In the 6 months that followed, motivated by the need to create more cost-effective options for domain-specific AI, another team from Microsoft released AdaptLLM, which trained domain-specific models via reading comprehension text. This team showed how a smaller AdaptLLM-7B model could achieve competitive performance on domain-specific tasks in finance to larger models such as BloombergGPT-50B (chart below) at a significant fraction of the cost and time. Additionally, the Microsoft team demonstrated that this method opens the potential for customizability across different domains including biomedicine and law.
IV. SLMs as a panacea to training data limitations: TinyStories-28M, Phi-1, Orca-2
Beyond compute resource considerations highlighted in Section III, training data (both in terms of volume and reliability) has been identified as a potential real-world constraint for machine learning:
Thankfully, smaller datasets as well as synthetic datasets have been shown to satiate the training of SLMs:
In “TinyStories”, Microsoft researchers trained SLMs on a synthetic dataset of short stories that only contained words that a toddler would understand.
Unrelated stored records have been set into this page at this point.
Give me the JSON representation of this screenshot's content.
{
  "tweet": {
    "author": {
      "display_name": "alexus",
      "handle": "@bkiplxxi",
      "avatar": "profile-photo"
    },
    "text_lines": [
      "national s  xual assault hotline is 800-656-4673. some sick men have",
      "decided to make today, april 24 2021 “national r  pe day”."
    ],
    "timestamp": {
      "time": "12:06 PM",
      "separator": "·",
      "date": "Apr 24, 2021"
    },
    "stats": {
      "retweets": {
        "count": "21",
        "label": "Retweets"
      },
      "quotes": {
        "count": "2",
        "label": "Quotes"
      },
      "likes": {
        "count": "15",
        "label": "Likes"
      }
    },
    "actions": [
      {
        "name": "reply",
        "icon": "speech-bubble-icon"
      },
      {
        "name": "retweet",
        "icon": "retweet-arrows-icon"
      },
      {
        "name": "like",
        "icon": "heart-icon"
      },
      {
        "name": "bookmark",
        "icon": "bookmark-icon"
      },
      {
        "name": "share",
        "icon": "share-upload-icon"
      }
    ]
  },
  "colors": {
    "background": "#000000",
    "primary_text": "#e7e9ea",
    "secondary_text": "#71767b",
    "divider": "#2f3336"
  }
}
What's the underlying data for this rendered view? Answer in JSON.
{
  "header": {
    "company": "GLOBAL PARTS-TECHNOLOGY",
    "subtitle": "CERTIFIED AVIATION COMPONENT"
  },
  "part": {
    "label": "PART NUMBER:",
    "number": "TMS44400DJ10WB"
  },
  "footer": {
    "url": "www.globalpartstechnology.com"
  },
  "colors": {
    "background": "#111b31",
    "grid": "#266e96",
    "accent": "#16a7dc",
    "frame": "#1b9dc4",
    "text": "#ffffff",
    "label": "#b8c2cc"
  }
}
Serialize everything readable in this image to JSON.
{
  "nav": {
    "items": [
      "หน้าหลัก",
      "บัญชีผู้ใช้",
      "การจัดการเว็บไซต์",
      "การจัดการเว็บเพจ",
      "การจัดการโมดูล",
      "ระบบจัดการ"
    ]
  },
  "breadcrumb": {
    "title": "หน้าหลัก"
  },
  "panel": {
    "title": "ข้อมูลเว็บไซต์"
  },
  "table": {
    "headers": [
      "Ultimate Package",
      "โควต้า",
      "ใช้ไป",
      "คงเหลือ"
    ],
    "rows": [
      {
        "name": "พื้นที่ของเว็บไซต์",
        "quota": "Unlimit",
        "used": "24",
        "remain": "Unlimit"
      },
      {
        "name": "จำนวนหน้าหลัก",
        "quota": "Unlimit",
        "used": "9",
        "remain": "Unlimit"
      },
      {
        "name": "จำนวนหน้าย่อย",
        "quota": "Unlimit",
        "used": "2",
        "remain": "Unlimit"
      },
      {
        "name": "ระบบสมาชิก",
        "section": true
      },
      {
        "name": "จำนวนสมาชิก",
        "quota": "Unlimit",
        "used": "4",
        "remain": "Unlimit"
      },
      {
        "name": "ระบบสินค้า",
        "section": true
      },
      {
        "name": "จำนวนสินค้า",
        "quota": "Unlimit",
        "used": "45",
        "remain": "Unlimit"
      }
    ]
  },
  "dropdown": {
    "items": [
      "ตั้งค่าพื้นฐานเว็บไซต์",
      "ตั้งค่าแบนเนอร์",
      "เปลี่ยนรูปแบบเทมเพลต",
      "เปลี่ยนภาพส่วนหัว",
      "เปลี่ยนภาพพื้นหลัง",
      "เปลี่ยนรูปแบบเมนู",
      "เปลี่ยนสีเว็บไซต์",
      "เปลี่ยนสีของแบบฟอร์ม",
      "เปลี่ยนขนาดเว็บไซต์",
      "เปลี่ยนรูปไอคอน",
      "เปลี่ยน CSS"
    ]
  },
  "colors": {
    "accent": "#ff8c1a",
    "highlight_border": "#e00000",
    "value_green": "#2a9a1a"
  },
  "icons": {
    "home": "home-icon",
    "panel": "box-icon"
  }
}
Despite their size and simple architecture, these models still produced fluent and consistent stories with several paragraphs that were diverse and had near perfect grammar. The study also showed that GPT-4 (as an evaluator) preferred stories generated by a 28M parameter SLM trained on TinyStories to those generated by GPT-XL (1.5B parameters).
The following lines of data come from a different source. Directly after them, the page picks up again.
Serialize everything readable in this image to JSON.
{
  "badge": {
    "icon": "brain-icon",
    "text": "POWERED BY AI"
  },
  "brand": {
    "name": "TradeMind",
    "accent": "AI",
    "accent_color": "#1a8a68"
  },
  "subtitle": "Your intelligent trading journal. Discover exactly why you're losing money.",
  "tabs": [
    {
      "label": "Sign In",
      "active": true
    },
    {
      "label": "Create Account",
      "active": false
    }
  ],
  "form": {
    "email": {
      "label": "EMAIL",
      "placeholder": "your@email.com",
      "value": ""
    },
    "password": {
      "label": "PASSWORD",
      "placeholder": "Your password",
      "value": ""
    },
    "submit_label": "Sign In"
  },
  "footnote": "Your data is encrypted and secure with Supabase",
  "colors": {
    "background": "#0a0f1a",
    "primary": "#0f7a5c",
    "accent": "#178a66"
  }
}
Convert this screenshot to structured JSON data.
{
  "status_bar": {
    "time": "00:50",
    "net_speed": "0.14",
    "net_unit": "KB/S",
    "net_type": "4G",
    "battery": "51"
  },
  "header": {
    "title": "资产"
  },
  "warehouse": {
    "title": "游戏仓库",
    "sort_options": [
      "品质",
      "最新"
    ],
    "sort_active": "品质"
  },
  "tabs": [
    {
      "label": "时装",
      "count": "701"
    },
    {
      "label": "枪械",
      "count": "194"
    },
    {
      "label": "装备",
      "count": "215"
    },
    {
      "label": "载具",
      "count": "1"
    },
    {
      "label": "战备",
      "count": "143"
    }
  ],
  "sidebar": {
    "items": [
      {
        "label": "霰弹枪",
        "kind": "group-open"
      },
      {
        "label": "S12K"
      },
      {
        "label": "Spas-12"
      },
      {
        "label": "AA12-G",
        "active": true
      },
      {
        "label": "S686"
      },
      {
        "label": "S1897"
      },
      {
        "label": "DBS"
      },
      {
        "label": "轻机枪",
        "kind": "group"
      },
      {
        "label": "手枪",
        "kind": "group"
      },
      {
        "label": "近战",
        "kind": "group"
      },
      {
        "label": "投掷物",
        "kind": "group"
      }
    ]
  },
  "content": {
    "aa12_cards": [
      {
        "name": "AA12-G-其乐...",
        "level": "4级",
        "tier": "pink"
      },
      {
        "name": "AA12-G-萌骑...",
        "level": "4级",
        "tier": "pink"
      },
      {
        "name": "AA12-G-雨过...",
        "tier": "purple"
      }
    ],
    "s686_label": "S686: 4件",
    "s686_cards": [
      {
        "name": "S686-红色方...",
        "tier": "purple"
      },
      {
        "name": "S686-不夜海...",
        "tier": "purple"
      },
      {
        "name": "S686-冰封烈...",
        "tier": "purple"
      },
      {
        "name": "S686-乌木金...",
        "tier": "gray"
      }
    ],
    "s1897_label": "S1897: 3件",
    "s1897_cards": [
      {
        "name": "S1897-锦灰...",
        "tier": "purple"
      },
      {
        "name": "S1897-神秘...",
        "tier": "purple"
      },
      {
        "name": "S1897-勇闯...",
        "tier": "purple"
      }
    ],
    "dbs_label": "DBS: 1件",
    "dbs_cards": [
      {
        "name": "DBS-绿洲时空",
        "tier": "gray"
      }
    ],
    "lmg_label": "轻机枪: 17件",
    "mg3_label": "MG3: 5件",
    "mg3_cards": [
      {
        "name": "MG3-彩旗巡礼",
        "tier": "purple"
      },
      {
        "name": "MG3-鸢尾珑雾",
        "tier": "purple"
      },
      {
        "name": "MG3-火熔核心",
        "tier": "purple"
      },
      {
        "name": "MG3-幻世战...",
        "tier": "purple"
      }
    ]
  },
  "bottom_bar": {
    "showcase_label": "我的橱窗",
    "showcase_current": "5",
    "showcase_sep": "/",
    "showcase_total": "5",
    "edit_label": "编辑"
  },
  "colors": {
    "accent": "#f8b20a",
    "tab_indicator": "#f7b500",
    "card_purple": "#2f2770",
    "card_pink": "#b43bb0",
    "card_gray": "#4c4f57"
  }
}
In “Textbooks are all you need”, Microsoft researchers trained Phi-1 (a transformer-based model with 1.3B parameters) for 4 days on 8 A100s, using a selection of 6B tokens of “textbook quality” data from the web and 1B tokens of synthetically generated textbooks and exercises with GPT-3.5. Despite its small scale, Phi-1 achieved state-of-the-art performance on Python coding among existing SLMs (specifically pass@1 accuracy 50.6% on HumanEval and 55.5% on MBPP). These researchers subsequently published “Textbooks are all you need II” detailing Phi-1.5. These bodies of work set the foundation for Phi-2 discussed in Section II.
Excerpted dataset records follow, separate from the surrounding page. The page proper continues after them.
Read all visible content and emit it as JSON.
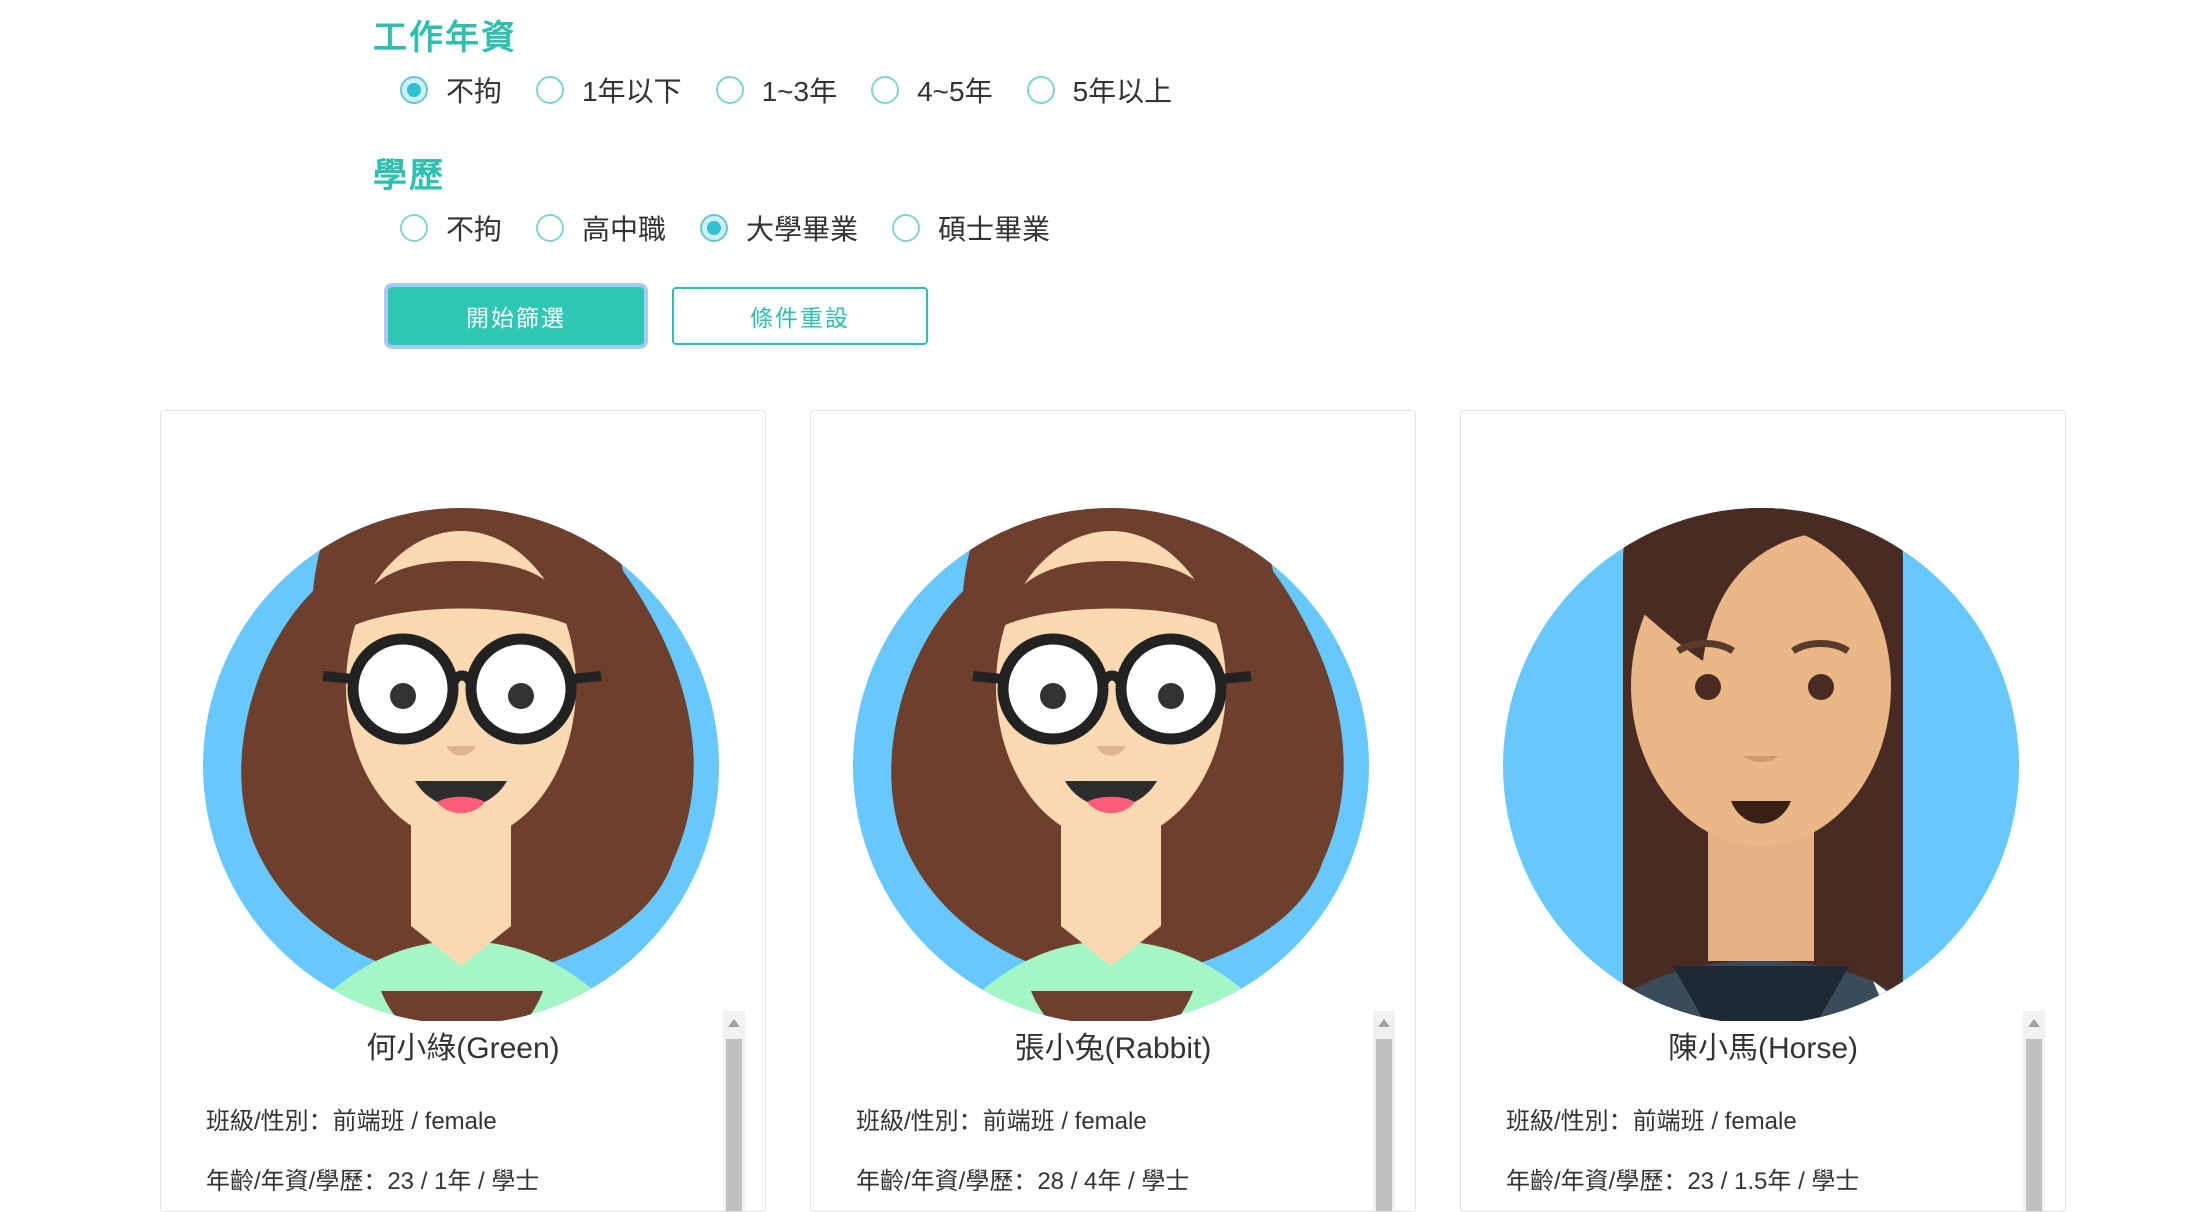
{
  "filters": {
    "experience": {
      "title": "工作年資",
      "options": [
        "不拘",
        "1年以下",
        "1~3年",
        "4~5年",
        "5年以上"
      ],
      "selected": "不拘"
    },
    "education": {
      "title": "學歷",
      "options": [
        "不拘",
        "高中職",
        "大學畢業",
        "碩士畢業"
      ],
      "selected": "大學畢業"
    },
    "buttons": {
      "apply": "開始篩選",
      "reset": "條件重設"
    }
  },
  "cards": [
    {
      "name": "何小綠(Green)",
      "class_gender": "班級/性別：前端班 / female",
      "age_exp_edu": "年齡/年資/學歷：23 / 1年 / 學士",
      "avatar": "woman-glasses-curly-hair-avatar"
    },
    {
      "name": "張小兔(Rabbit)",
      "class_gender": "班級/性別：前端班 / female",
      "age_exp_edu": "年齡/年資/學歷：28 / 4年 / 學士",
      "avatar": "woman-glasses-curly-hair-avatar"
    },
    {
      "name": "陳小馬(Horse)",
      "class_gender": "班級/性別：前端班 / female",
      "age_exp_edu": "年齡/年資/學歷：23 / 1.5年 / 學士",
      "avatar": "woman-long-hair-avatar"
    }
  ],
  "colors": {
    "accent": "#2cc0ae",
    "avatar_bg": "#67c8fb",
    "focus_ring": "#a9c8f3"
  }
}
Orca 2 (which comes in 7B as well as 13B versions) was developed by Microsoft by fine-tuning Meta’s Llama-2 on curated, high-quality synthetic data. Orca 2 achieved competitive performance levels to larger models, especially in zero-shot reasoning tasks:
The SLM movement will grow bigger
These are just a handful of case studies demonstrating the power and benefits of SLMs. So many more exciting examples have been popping up all over the world recently, involving different languages and use cases. With AI innovation accelerating at rapid speed, novel techniques like QLoRA are constantly being developed to push the limits on SLMs, allowing them to become better, cheaper, and faster. I’m excited for this momentum since I wholeheartedly believe that future AI innovation cannot be driven solely by increasing parameters. Additionally, small model developments can further unlock AI proliferation by enabling organizations, particularly startups with limited resources, a practical way to leverage AI for their use cases.